Once recombinants had been identified then ~2 μl of the culture was streaked onto LB+ Cm6.25/Kan22.5 plates and incubated overnight at 42 °C. The next day a few colonies were picked from each sector and patch plated onto LB + Cm/Kan and LB + Amp plates and incubated overnight at 30 °C. The vast majority of the CmR or KanR recombinants were phenotypically AmpS suggesting that the resident plasmid pSIM6 had been cured from the recombinants.

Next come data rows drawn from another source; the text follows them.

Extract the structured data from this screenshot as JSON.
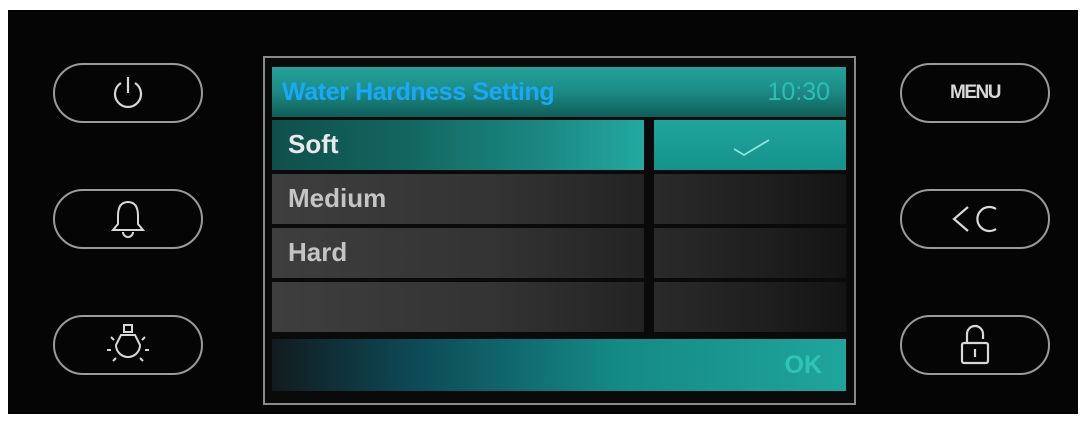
{
  "screen": {
    "title": "Water Hardness Setting",
    "time": "10:30",
    "options": [
      {
        "label": "Soft",
        "selected": true
      },
      {
        "label": "Medium",
        "selected": false
      },
      {
        "label": "Hard",
        "selected": false
      },
      {
        "label": "",
        "selected": false
      }
    ],
    "ok_label": "OK"
  },
  "left_buttons": [
    {
      "icon": "power-icon"
    },
    {
      "icon": "bell-icon"
    },
    {
      "icon": "light-bulb-icon"
    }
  ],
  "right_buttons": {
    "menu_label": "MENU",
    "back_icon": "back-clear-icon",
    "lock_icon": "unlock-icon"
  },
  "colors": {
    "accent": "#1fa59c",
    "title_text": "#1aa8ff",
    "panel": "#050505"
  }
}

Eviction of the Drug Resistance Cassette

To evict the cat cassette, the recombinants were transformed with the plasmid pFT-K [104]. Transformation was done essentially as described above. pFT-K is a thermolabile replicon that confers temperature-sensitive resistance to kanamycin (25 μg/ml) and expresses the flp recombinase under the control of the tetracycline repressor (TetR) of the transposon Tn10. All the KanR transformants that were observed were pooled together into 20 ml of LB supplemented with kanamycin and grown overnight at 30 °C/250 rpm. The overnight grown culture was diluted 100 fold into fresh identical media and incubated at 30 °C under static conditions for 24 h. The following day the FLP recombinase was induced by diluting the overnight culture 4 fold in 20 ml of LB supplemented with unautoclaved chlorotetracycline, at a range of concentrations (20–200 μg/ml), and growing overnight at 30 °C under static conditions. Chlorotetracycline binds to and inactivates the TetR repressor thereby derepressing the flp gene. FLP recombinase, in turn, recognizes and catalyzes the site-specific recombination between the two direct repetitive FRT sites to evict the bracketed cat resistance cassette, leaving behind a solitary residual FRT site. As a consequence, the engineered bacterial excisant becomes resensitized to chloramphenicol. After overnight induction of the cultures, a loopful of bacteria was streaked onto nonselective LB plates and incubated overnight at 42 °C to cure the thermolabile plasmid. The next day ~36 independently isolated colonies were spot-streaked onto LB, LB + Cm, and LB + Kan and incubated overnight at 30 °C to screen for the CmS excisants that had also been cured of the plasmid (KanS). If the excisant had not been cured of the plasmid then the CmS isolate was re-streaked onto fresh LB plates and incubated for another night at 42 °C to cure the plasmid. The genotype of the excisants was further verified by PCR as described above.